Ces alarmes incendie, déjà obligatoires chez nos voisins britanniques depuis 1997, détectent la moindre apparition de fumée. Les détecteurs avertisseurs autonomes de fumées (DAAF), ultra-sensibles, se déclenchent à l’apparition du premier nuage de fumée. Une alarme stridente retentit et prévient l’occupant avant qu’il ne soit trop tard.

Le texte prévoit que l’installation sera à la charge de l’occupant du logement, qu’il soit propriétaire ou locataire, avec un délai de cinq ans à compter de la promulgation de la loi. C’est aussi l’occupant du logement qui devra veiller à l’entretien et au bon fonctionnement de l’appareil. C’est seulement pour les locations saisonnières, les logements meublés, les logements de fonction et les foyers, que l’installation et l’entretien du détecteur de fumée incomberont au propriétaire.

Un détecteur « coûte une vingtaine d’euros pour une durée de vie de dix ans, soit deux euros par an », a fait valoir le secrétaire d’Etat au Logement, Benoist Apparu, minimisant les coûts supportés par l’occupant. Ce à quoi le sénateur centriste Nicolas About a répondu que « plusieurs détecteurs seront nécessaires et l’entretien et les tests représenteront un coût non négligeable », incluant l’intervention « d’un électricien ».
En France, le nombre d’incendies a doublé au cours des 20 dernières années avec un incendie toutes les deux minutes, plus de 10 000 blessés et 800 morts par an, dont 80 à 90% dans des feux d’habitation, a rappelé le secrétaire d’Etat au Logement, Benoist Apparu, qui s’est engagé à «la mise en oeuvre la plus rapide des décrets d’application» de cette loi.

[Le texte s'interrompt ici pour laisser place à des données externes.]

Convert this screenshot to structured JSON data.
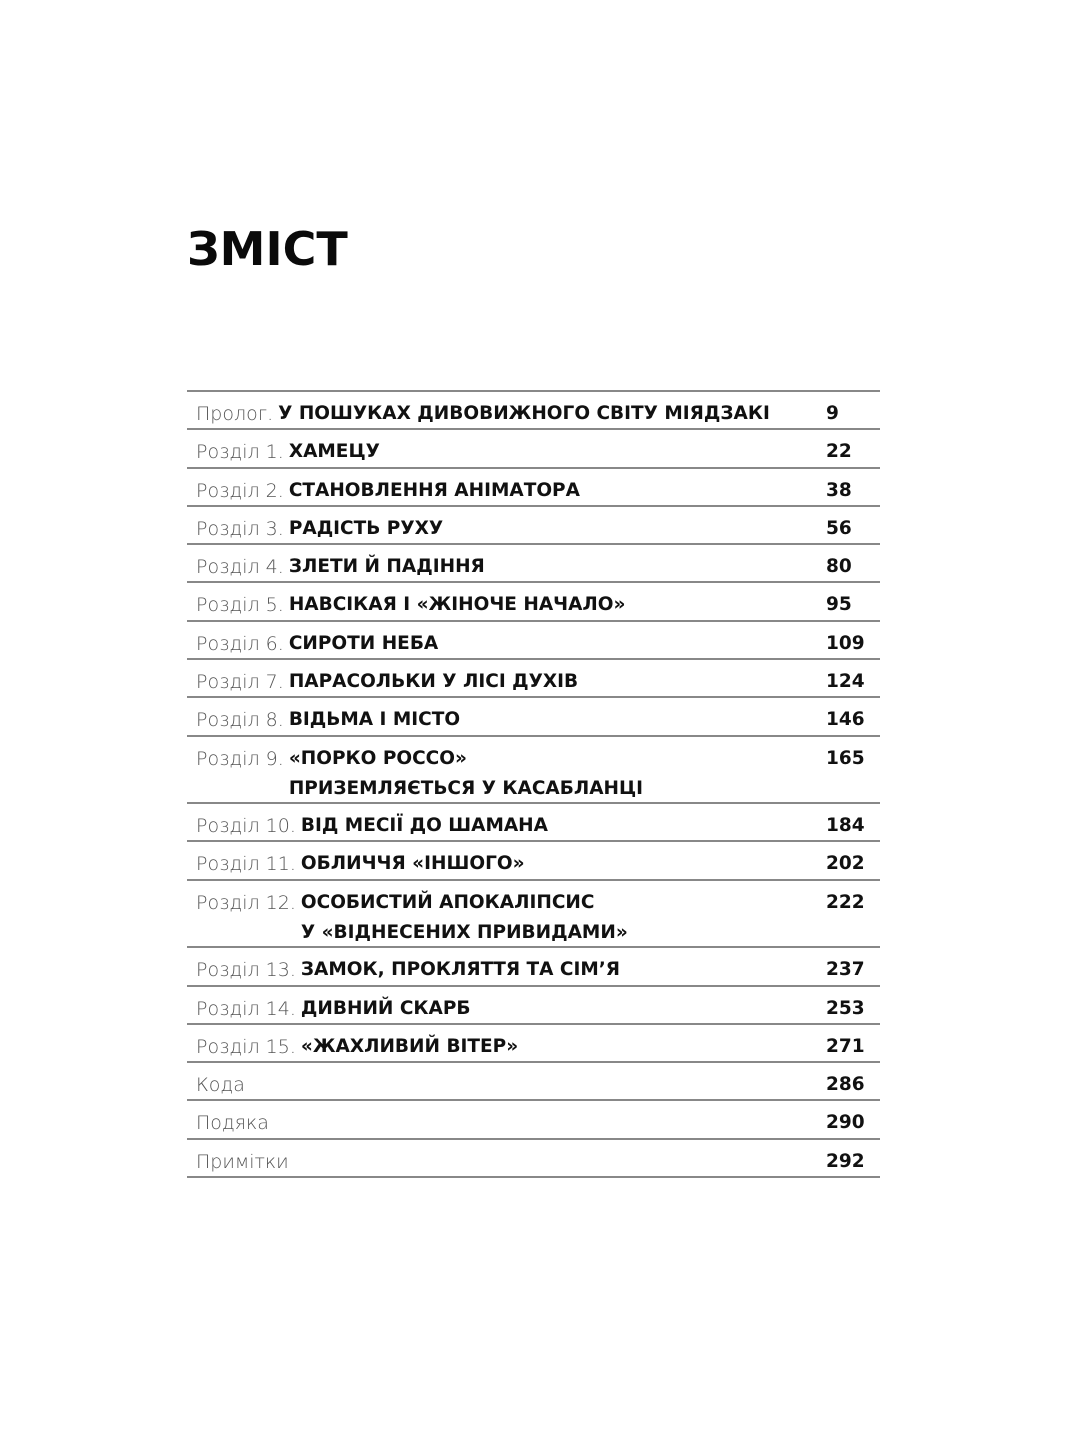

La GRL (garantie des risques locatifs) mise en place en 2007, vient d’être réformée pour devenir plus accessible aux bailleurs :
- elle garantira tout locataire dont le taux d’effort financier (rapport entre le coût des loyers, charges, taxes et les ressources) n’excède pas 50 %, quelle que soit sa situation professionnelle, sous réserve que le loyer mensuel augmenté des charges soit inférieur ou égal à 2 000 € ;
- la demande d’assurance GRL sera faite directement par le bailleur auprès d’un assureur ayant adhéré au dispositif ;
- aucune caution ne pourra être exigée (même si le locataire est étudiant ou apprenti).
En revanche, le coût de l’assurance sera désormais librement fixé par l’assureur, sous réserve qu’il ne dépende pas de la situation du locataire.
Outre la garantie accordée au bailleur (loyers impayés, dégradations et frais de procédure) et le suivi social du locataire dont le taux d’effort est compris entre 28 % et 50 %, il est également prévu la possibilité d’engager une procédure classique de recouvrement si le locataire ne respecte pas le plan d’apurement de sa dette. Quant à la garantie Loca-Pass du 1 % logement (devenue Action Logement), elle disparaît dans le parc locatif privé.